Dallas – Super Bowl 45 was a great game last night, but we didn’t feel there were any standout commercials, Christina Aguilera
 (insert joke here),
and it’s official – the halftime show sucked. We don’t even know what that was supposed to be, but we're pretty sure that the Black Eyed Peas were auditioning for the next “Tron” movie feature. It didn’t hold a candle to the kitty half-time show on “Animal Planet” either and those kitties didn't even have lasers*.

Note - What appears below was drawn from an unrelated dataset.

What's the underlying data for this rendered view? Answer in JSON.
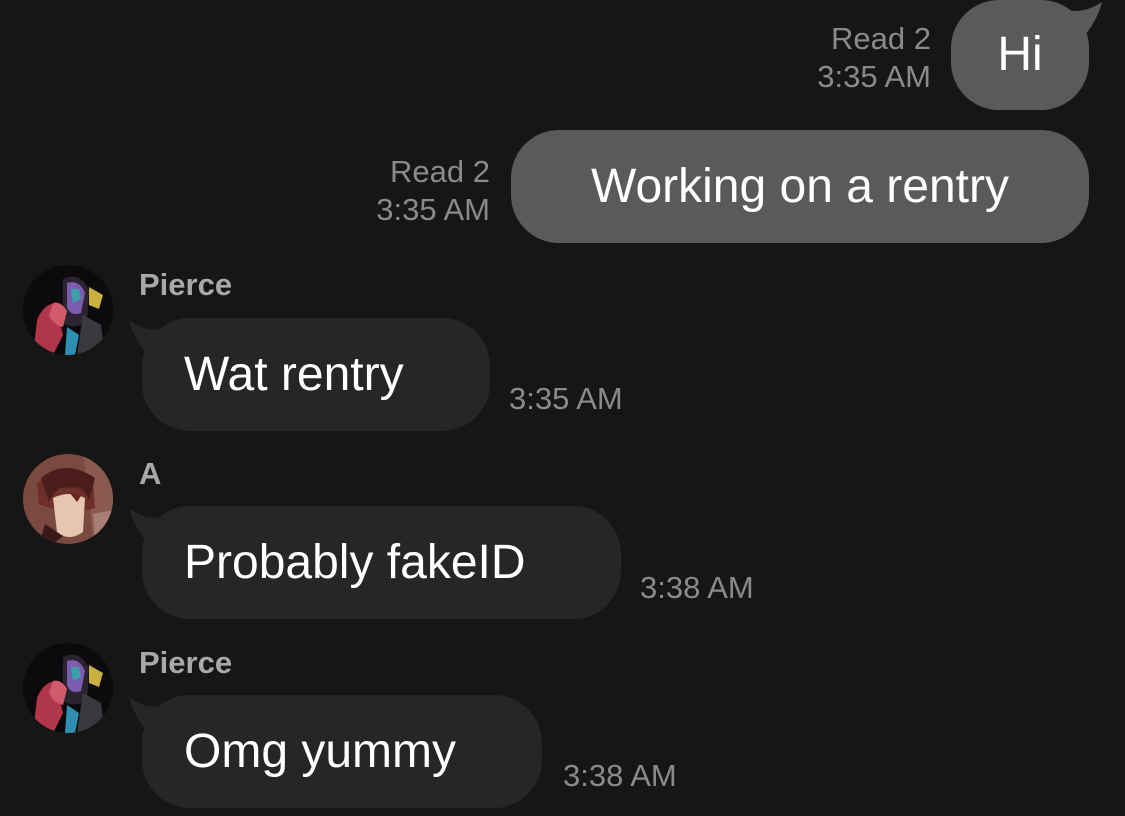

As we are typically disappointed every year with the halftime show, we took it upon ourselves again to think of ways they could have livened up the Super Bowl and came up with these ideas that could have really worked for our fantasy football follies. We like a pop-culture or current event theme. NFL, please take note for next year:



1. Lady Gaga’s “Cloudy With a Chance of Meatball Gowns”
Lady Gaga, performing with a bevy of back-up dancers dressed as butchers, would pay homage to her infamous meat dress. Entirely financed by cattlemen from the Texas beef industry, the over-the-top spectacle would feature Gaga dressed as a cowboy in the "E-Coli Ballet," and then simulate her barbequing extremely vocal, very cranky celebrity vegans over a spit.

2. Boobie and the Bieb
Picking up where the other Justin performed at the Super Bowl before him, teen sensation Justin Bieber could perform with Janet Jackson in the hope of catching a view of his first bare boob. As censorship is no longer an issue thanks to MTV and kiddie porn shows like “Skins,” expect to see full frontal from Janet. Unfortunately, due to aging and gravity, the Bieb will have to catch his best view while break dancing on the floor spinning on his back.

3. Vanilla Ice Inclement Weather Spectacular
The Super Bowl is supposed to be a respite from the cold of winter, but not this year in Dallas. Rapper Vanilla Ice could have come out of retirement to perform and as punishment for banging Madonna back in the day while having no talent or actual charm, he could dodge shards of ice removed from the roof of Cowboy’s Stadium being hurled at him like meteors before the excited audience, while Fergie and the Black Eyed Peas annihilate the classic pop song “Heat Wave”  performing it as theme music.

*WTF, "Animal Planet?"  Would it KILL you to get a couple of interns to wave around laser pointers?

1 comments so far :

Ice Kewb said...

Vanilla Ice should change his name to Liver Spotted Ice. He getting old!